Joseph Runningfox, a Native American from the Pueblo Indians of New Mexico, portrays Ridge as a young lover, as a leader of his people and as a man who finally changes his mind when he sees inevitable fate of the Cherokee. He is always convincing, always showing a dignity and a conviction of righteousness in the face of the political complications that face his people as white settlers force them from their ancestral homeland.
His wife, Sehoya Donell Morgan, is an anchor to his political problems, a lover with whom he can talk to about his decisions and his conflicts. Theirs is an enduring love that inflects the play’s most passionate parts.
Unfortunately, despite the best endeavors of the talented director Kristina Taylor, the play has to explain too much about the early history of the United States, about courtrooms and backrooms, and even then, leaves much of the complex story to later research. We never really find out how successful, how middle class Ridge was (he owned 30 slaves and had a large plantation), or about the other tribes involved in the Trail of Tears.

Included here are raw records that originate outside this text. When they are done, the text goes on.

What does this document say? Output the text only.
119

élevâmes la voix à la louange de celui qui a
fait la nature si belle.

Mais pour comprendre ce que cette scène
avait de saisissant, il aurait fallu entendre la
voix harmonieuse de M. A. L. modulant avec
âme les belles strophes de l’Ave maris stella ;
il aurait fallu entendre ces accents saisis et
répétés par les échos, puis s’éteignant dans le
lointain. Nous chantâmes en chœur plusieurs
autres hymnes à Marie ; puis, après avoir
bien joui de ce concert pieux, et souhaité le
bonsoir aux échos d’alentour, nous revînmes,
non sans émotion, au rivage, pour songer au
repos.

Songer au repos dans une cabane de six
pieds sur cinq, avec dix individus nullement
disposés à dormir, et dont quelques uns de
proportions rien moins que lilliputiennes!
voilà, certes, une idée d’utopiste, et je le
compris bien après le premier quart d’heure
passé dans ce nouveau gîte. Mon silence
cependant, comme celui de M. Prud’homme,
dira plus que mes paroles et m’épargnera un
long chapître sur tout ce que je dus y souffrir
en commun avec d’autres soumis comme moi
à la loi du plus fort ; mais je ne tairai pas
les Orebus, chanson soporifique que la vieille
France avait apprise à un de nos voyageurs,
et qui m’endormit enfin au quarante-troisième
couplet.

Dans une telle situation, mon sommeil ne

Still, the story matters and the play serves as a tutorial, as a piece of history long ignored, and as a show case for Runningfox’s remarkable acting. You won’t come away from this play with your curiosity satisfied; you won’t have a Running with Wolves experience, but you will want to know more about this extraordinary period in American history, long before the cowboys and Indians were invented.
Tickets are $22, $17 for seniors and $10 for students with identification. Show times are at 8 p.m. Fridays and Saturdays, and at 2 p.m. Sundays, through April 1.